In Implementing a High Performance Matrix-Matrix Block Multiply (IaHPM), I listed the basic block multiplication code and said:
While this code is easy to understand, it relies on the compiler to treat the matrices as blocks. Many if not most compilers do this poorly.
To demonstrate how well compilers optimize matrix-matrix multiplication codes, including basic block multiplication, I benchmarked four versions of my matrix-matrix multiplication test bed. Under Linux (Fedora Core 18), I compiled the C++ version using GNU’s G++ 4.7 and Intel’s ICPC 13.1.1 from Composer XE 2013 for Linux. Under Windows 7 SP1, I compiled the Visual C++ and C# versions using Visual Studio 2012.
Both operating systems were fully updated when I ran the benchmarks and were run on the same bare hardware. ICPC and G++ used the -O3 flag. Visual C++ used the /O2 flag and architecture-specific optimizations were not specified. C# had optimization on. All of these compilers can use SIMD instructions to a greater (ICPC) or lesser (C#) extent. Given the test results, I suspect ICPC was using SIMD in a couple test cases. I may revisit these tests with SIMD explicitly turned off in the future.
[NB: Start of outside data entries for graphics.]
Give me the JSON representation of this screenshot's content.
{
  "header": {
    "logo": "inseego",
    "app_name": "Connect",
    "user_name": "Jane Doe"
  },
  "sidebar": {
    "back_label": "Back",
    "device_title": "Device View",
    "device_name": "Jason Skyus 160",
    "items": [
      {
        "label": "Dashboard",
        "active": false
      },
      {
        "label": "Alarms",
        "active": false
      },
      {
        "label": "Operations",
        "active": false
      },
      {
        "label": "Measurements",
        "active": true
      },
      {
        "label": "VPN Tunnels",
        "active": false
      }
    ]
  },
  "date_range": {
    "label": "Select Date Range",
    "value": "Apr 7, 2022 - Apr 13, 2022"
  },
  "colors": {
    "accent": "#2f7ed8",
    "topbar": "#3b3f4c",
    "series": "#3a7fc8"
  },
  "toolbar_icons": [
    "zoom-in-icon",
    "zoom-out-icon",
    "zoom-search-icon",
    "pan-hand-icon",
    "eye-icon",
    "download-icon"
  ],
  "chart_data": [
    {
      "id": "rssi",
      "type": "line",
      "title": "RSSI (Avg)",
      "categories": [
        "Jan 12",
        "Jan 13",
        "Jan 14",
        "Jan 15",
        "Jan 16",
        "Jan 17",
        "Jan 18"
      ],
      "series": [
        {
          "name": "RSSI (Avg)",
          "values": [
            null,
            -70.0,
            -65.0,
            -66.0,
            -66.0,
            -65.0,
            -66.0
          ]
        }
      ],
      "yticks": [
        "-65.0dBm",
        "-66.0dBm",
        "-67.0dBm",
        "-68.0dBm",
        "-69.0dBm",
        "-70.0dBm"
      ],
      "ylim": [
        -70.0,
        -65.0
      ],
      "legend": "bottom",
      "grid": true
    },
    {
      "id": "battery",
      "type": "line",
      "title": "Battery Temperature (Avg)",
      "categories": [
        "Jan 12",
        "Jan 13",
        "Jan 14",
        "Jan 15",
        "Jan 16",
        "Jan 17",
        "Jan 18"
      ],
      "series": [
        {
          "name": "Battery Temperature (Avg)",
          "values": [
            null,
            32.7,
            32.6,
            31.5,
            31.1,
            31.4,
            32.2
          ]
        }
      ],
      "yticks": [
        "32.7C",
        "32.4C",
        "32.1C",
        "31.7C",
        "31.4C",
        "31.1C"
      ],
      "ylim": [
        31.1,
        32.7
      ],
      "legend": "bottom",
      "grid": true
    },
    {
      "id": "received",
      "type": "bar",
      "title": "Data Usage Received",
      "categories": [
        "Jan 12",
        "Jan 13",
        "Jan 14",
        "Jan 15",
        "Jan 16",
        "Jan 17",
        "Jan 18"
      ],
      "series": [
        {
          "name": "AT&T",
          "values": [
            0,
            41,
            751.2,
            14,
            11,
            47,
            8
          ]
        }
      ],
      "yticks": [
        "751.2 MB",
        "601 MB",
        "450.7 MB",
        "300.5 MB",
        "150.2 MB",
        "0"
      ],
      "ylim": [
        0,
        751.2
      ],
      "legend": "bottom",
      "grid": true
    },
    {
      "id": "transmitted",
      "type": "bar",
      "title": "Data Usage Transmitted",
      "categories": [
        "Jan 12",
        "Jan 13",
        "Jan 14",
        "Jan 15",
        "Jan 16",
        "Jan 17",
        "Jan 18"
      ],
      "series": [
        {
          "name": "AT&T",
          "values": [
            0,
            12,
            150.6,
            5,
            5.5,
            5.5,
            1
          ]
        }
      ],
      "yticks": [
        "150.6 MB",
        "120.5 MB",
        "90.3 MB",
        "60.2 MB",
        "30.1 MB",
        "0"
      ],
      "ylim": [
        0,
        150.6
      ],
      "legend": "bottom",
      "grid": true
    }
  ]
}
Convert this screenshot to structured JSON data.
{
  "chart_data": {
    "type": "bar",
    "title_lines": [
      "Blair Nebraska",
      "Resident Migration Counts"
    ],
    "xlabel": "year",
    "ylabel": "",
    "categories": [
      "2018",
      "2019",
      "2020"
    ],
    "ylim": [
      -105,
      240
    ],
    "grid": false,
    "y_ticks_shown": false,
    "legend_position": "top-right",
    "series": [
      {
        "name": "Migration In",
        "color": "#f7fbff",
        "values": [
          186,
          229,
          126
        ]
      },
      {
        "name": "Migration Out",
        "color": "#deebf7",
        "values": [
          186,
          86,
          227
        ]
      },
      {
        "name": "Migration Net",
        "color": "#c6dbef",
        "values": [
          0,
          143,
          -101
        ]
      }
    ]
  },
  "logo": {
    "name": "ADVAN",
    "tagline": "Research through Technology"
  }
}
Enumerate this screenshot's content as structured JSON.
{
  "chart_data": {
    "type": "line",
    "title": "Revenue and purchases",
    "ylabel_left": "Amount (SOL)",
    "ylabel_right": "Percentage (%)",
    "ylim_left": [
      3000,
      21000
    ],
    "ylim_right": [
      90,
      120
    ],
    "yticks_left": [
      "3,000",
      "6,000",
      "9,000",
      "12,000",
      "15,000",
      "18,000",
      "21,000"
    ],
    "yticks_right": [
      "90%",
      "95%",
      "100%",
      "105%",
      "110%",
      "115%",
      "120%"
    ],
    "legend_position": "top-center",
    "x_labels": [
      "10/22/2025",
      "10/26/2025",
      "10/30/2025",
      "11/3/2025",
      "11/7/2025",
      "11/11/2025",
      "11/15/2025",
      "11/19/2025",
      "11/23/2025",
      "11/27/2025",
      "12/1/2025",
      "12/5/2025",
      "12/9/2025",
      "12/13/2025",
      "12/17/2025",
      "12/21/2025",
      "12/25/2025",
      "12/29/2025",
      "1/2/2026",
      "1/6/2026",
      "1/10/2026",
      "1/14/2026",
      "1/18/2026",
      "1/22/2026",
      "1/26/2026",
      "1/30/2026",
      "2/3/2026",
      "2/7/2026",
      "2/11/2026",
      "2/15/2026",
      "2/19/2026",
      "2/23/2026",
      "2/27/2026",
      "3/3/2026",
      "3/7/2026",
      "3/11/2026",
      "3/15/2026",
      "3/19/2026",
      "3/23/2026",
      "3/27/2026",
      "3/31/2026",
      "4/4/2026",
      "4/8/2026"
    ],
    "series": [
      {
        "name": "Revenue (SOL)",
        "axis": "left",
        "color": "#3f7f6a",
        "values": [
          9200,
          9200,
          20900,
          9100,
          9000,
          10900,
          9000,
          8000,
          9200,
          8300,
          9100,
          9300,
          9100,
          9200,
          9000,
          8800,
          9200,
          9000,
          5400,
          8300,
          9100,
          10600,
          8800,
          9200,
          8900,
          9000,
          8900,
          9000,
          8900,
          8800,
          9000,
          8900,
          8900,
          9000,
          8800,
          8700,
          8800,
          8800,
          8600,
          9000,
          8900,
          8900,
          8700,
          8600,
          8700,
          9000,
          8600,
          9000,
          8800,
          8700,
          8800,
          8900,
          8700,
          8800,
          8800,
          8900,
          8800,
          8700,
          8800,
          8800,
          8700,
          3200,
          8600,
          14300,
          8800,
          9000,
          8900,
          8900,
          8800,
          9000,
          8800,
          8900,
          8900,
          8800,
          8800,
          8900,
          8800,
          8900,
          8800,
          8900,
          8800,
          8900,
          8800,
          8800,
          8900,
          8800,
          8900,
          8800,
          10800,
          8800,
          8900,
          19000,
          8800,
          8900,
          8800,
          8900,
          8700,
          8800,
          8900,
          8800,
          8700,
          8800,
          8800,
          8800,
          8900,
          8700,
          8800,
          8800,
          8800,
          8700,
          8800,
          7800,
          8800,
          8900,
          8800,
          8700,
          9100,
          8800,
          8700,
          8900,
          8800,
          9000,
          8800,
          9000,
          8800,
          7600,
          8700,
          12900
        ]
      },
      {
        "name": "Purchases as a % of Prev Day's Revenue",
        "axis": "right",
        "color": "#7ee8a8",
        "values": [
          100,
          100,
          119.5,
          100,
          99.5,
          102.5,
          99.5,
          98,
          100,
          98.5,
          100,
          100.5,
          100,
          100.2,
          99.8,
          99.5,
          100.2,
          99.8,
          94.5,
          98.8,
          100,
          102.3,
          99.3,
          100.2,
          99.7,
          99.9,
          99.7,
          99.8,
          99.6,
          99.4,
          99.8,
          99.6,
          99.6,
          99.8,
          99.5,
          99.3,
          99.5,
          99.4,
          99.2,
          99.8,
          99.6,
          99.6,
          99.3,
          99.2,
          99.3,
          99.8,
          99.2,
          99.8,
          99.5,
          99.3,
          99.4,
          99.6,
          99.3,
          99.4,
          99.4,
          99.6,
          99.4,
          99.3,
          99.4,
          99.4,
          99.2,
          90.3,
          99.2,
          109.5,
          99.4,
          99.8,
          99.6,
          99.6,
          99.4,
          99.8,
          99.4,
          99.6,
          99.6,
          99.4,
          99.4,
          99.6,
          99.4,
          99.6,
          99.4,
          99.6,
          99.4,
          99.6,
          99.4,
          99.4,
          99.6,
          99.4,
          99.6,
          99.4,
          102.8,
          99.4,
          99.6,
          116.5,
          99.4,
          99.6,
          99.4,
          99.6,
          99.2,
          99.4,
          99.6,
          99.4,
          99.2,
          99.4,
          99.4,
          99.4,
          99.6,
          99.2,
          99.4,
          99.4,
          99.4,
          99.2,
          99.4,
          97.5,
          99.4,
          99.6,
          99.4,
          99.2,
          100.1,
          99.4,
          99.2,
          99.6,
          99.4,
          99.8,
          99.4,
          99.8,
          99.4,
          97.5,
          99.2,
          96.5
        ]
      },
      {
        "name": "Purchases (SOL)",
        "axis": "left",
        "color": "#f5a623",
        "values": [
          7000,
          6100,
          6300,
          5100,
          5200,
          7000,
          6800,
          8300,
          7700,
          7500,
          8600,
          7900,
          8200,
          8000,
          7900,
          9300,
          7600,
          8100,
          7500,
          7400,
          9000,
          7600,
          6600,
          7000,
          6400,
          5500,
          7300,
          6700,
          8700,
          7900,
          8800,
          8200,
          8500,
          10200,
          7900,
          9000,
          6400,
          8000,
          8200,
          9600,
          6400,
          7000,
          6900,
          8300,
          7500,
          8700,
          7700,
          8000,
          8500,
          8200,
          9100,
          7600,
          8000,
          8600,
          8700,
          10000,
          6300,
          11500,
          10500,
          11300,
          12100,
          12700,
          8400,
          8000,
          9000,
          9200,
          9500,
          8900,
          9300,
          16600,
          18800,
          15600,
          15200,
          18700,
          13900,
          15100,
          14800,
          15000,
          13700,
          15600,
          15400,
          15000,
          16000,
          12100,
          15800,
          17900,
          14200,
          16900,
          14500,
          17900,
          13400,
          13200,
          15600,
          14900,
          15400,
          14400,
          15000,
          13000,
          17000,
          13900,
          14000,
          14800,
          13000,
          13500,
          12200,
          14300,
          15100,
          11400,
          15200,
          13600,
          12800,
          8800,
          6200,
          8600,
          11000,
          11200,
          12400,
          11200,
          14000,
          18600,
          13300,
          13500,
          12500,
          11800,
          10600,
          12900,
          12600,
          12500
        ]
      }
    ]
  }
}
I benchmarked three matrix sizes: 1000 x 1000, 5000 x 5000, and 15000 x 15000. For the 1K and 5K tests, I used three element storage types: one-dimensional array (1D), array of arrays (AA), and array of arrays of 1024 element one-dimensional arrays (FM).
For 1D and AA, I ran three multiplication methods. Transpose, where the second matrix is transposed and a modified multiplication algorithm is used. Block, using the basic block multiply code presented in IaHPM. Transpose Block, where the second matrix is transposed and a modified block multiply code is used. The FM multiplication used an algorithm similar to the modified block multiply algorithm presented at the end of IaHPM. For the 15K tests, I only ran the fastest method for each of the Windows compilers.
All algorithms used accumulators. Block routines that use MIN had the MIN calculated outside of the for loop test. The FM routines had the inner loop unrolled. Values slightly over 100% may be due to inaccurate CPU speed values. Values significantly over 100% may be due to SIMD instruction use.
1000 x 1000
The 1000 x 1000 case is somewhat trivial: all of the elements necessary for a dot product will fit into the L1 cache. ICPC does very well at optimizing the transpose methods. Note that C# did not optimize the block methods very well. G++ and VC++ recognize the block code: the block routines are nearly the same speed as the basic transpose method.
5000 x 5000
ICPC optimized the transpose block methods well. However, G++ and VC++ take the lead using the specialized FM data structure and routine.
15000 x 15000
ICPC is still in third place, but not by much. C# makes a surprisingly strong showing. I may update this chart with the VC++ and C# values for the other multiplication methods in the future.
Is creating specialized data structures and calculation methods worth the effort? It depends on the situation. For matrix-matrix multiplication, probably not. ICPC did a great job on the transpose block algorithm. This allows the use of a one-dimensional array, which allows many standard libraries to be used.
Note: Please do not use your own matrix-matrix multiplication routines in a production system without having an amazingly good reason to do so. Use ATLAS, Intel’s MKL, cuBLAS, Math.Net, or some other BLAS implementation.
The critical question when it comes to optimizing compilers is: how easy is it to get an optimizing compiler to optimize your code. Compilers only optimize situations they recognize. If it optimizes your code as written, that’s great. If it doesn’t, is it better to spend time working with the compiler or creating better data structures and code?
There isn’t an easy answer to this question. If your routine has to work across multiple compilers, it may be better to work on the implementation details. If you know you’ll be using an optimizing compiler on a regular basis, it may be better to learn the intricacies of that compiler. If processing speed is the competitive advantage for your research or business, it may be best to do both.
To get an optimizing compiler to optimize a piece of code, the code may need to be written in a specific way. Additionally, optimal performance may require testing different combinations of compiler flags. As the above results show, just putting an existing piece of code into an optimizing compiler using a “normal” set of compiler flags does not guarantee good results.